There are many differing viewpoints when designing an assembler. Some designers rely on the early correction of errors in order to facilitate the remaining phases of the assembly process (i.e., graph building and simplification) [915]. Other designers propose to delay the error correction phase to the graph simplification process since both these phases aim at removing errors. Moreover, merging these two phases would reduce the overall computation time [1622]. Hence, there are stand-alone error correction tools, scaffolding tools, and assessment tools that perform these phases independently from the other assembly phases. Certain designers rely on these independent tools to complete the missing parts in their assemblers.

2.1 Error Correction Phase

Correcting the errors that result from sequencing platforms represents one of the major challenges in the next-generation environment. These errors vary from the presence of simple ambiguous bases to the occurrence of substitution and indel errors (see Chap. 4). By detecting these errors early, the assembly process can be more efficient during the latter stages. The general approach followed by most error correction algorithms is examining the richness of the reads (i.e., read coverage) produced by the next-generation sequencers as a key to distinguish between correct and incorrect reads.
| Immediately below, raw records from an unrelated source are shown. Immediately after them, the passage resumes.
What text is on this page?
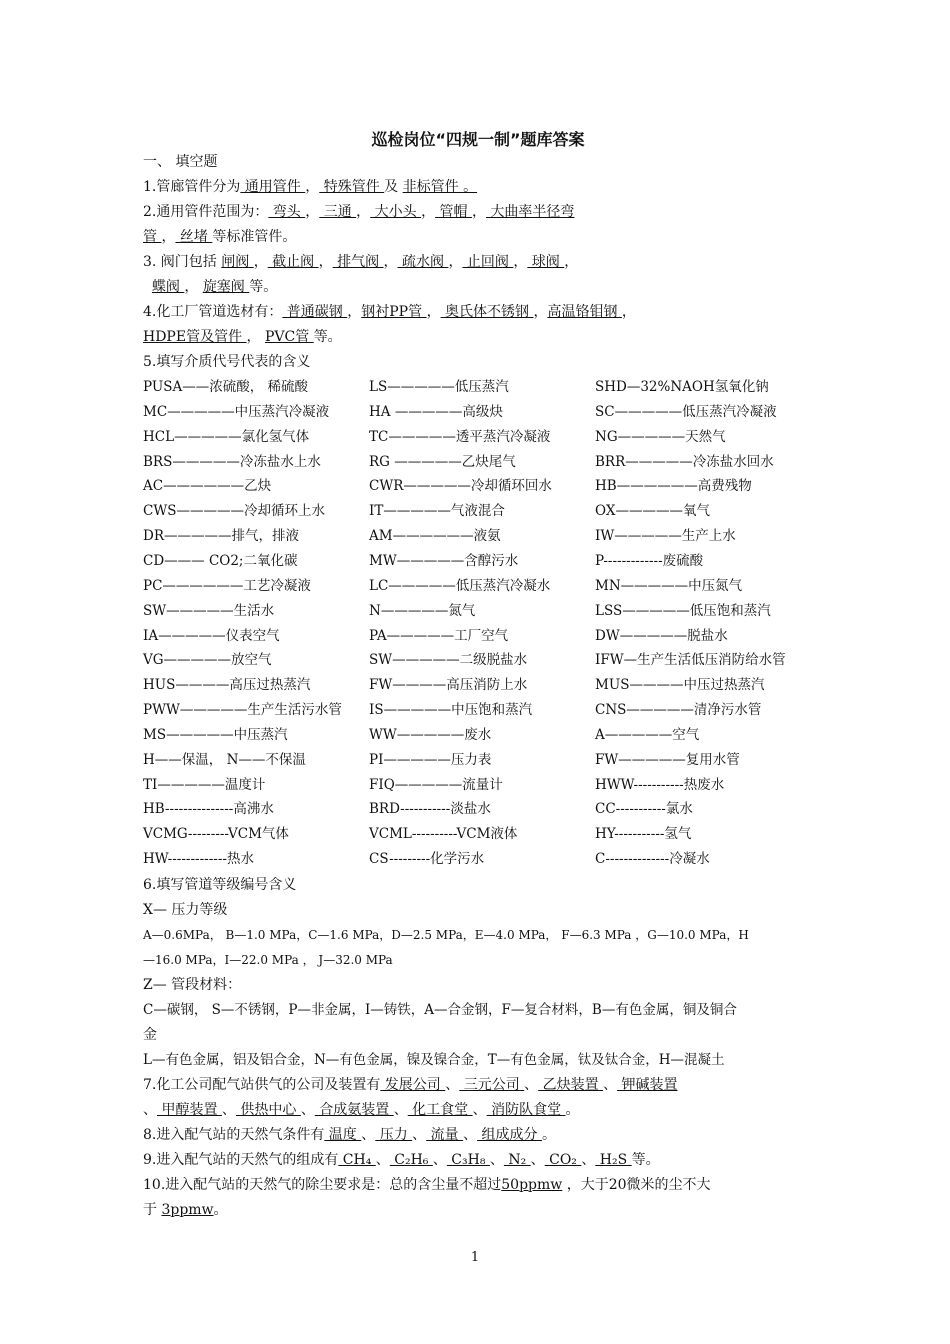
巡检岗位“四规一制”题库答案
一、 填空题
1.管廊管件分为 通用管件 ， 特殊管件 及 非标管件 。
2.通用管件范围为： 弯头 ， 三通 ， 大小头 ， 管帽 ， 大曲率半径弯
管 ， 丝堵 等标准管件。
3. 阀门包括 闸阀 ， 截止阀 ， 排气阀 ， 疏水阀 ， 止回阀 ， 球阀 ，
蝶阀 ， 旋塞阀 等。
4.化工厂管道选材有： 普通碳钢 ，钢衬PP管 ， 奥氏体不锈钢 ，高温铬钼钢 ，
HDPE管及管件 ， PVC管 等。
5.填写介质代号代表的含义
PUSA——浓硫酸， 稀硫酸	LS—————低压蒸汽	SHD—32%NAOH氢氧化钠
MC—————中压蒸汽冷凝液	HA —————高级炔	SC—————低压蒸汽冷凝液
HCL—————氯化氢气体	TC—————透平蒸汽冷凝液	NG—————天然气
BRS—————冷冻盐水上水	RG —————乙炔尾气	BRR—————冷冻盐水回水
AC——————乙炔	CWR—————冷却循环回水	HB——————高费残物
CWS—————冷却循环上水	IT—————气液混合	OX—————氧气
DR—————排气，排液	AM——————液氨	IW—————生产上水
CD——— CO2;二氧化碳	MW—————含醇污水	P-------------废硫酸
PC——————工艺冷凝液	LC—————低压蒸汽冷凝水	MN—————中压氮气
SW—————生活水	N—————氮气	LSS—————低压饱和蒸汽
IA—————仪表空气	PA—————工厂空气	DW—————脱盐水
VG—————放空气	SW—————二级脱盐水	IFW—生产生活低压消防给水管
HUS————高压过热蒸汽	FW————高压消防上水	MUS————中压过热蒸汽
PWW—————生产生活污水管 IS—————中压饱和蒸汽	CNS—————清净污水管
MS—————中压蒸汽	WW—————废水	A—————空气
H——保温， N——不保温	PI—————压力表	FW—————复用水管
TI—————温度计	FIQ—————流量计	HWW-----------热废水
HB---------------高沸水	BRD-----------淡盐水	CC-----------氯水
VCMG---------VCM气体	VCML----------VCM液体	HY-----------氢气
HW-------------热水	CS---------化学污水	C--------------冷凝水
6.填写管道等级编号含义
X— 压力等级
A—0.6MPa， B—1.0 MPa，C—1.6 MPa，D—2.5 MPa，E—4.0 MPa， F—6.3 MPa ，G—10.0 MPa，H
—16.0 MPa，I—22.0 MPa ， J—32.0 MPa
Z— 管段材料：
C—碳钢， S—不锈钢，P—非金属，I—铸铁，A—合金钢，F—复合材料，B—有色金属，铜及铜合
金
L—有色金属，铝及铝合金，N—有色金属，镍及镍合金，T—有色金属，钛及钛合金，H—混凝土
7.化工公司配气站供气的公司及装置有 发展公司 、 三元公司 、 乙炔装置 、 钾碱装置
、 甲醇装置 、 供热中心 、 合成氨装置 、 化工食堂 、 消防队食堂 。
8.进入配气站的天然气条件有 温度 、 压力 、 流量 、 组成成分 。
9.进入配气站的天然气的组成有 CH₄ 、 C₂H₆ 、 C₃H₈ 、 N₂ 、 CO₂ 、 H₂S 等。
10.进入配气站的天然气的除尘要求是：总的含尘量不超过50ppmw ，大于20微米的尘不大
于 3ppmw。
1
This approach can be disrupted by repeats and non-uniform sampling of genomic sequences, which can lead to ambiguous choices during error correction [23].

2.2 Graph Construction Phase

There are diverse paradigms for graph construction in accordance with different graph models. These paradigms must overcome a host of computational challenges in relation to graph representation and path-finding algorithms for the contigs building (algorithms and challenges are discussed in detail in Chap. 9). Paradigms can generally be categorized into four main categories: overlap-based construction, k-mers-based construction, greedy-based construction, and hybrid-based construction [24, 25]. Each of these paradigms and their accompanying challenges are discussed in more detail in Chap. 9 as well.

2.3 Graph Simplification Phase

As mentioned previously, some errors are not recognized during the error correction phase and can subsequently complicate the efforts of path-finding algorithms that attempt to connect reads and assemble accurate contigs. These errors form diverse structures in the assembly graph which must be filtered through identification and correction before the building of contigs is initiated.

2.4 Scaffolding Phase

The process of creating scaffolds is not as simple as the process of creating contigs. The goal of the scaffolding process is to order and orient contigs that result from the assembly process. The scaffolding process is guided by paired-end reads that filter contigs, detect misassembled ones, and allow accurate contig extension into the repeated regions [6, 26].

2.5 Assembly Assessment Phase

Assessing the performance of an assembler is dependent on the metric(s) used during the evaluation process. One of these approaches targets the contiguity of the resulting contigs/scaffolds and utilizes different statistical metrics to assess the final assembled sequence [2734]. Another approach scrutinizes the accuracy of the assembled contigs/scaffolds and uses one of the previously finished genomes as a reference to assess the draft sequence [29, 31]. Additional evaluative strategies include examining the constraints imposed by paired-end libraries, the nature of the sequences being assembled and the sequencing experiments themselves [31, 35, 36].

Since the assembler is a software program with a set of functionalities, it must be assessed not only in terms of its output but also in relation to other factors. These include responsiveness to user commands, the friendliness of the user interface components, and setup requirements. The evaluation of such functionalities allows the targeted assessment of the usability features of an assembler [3739].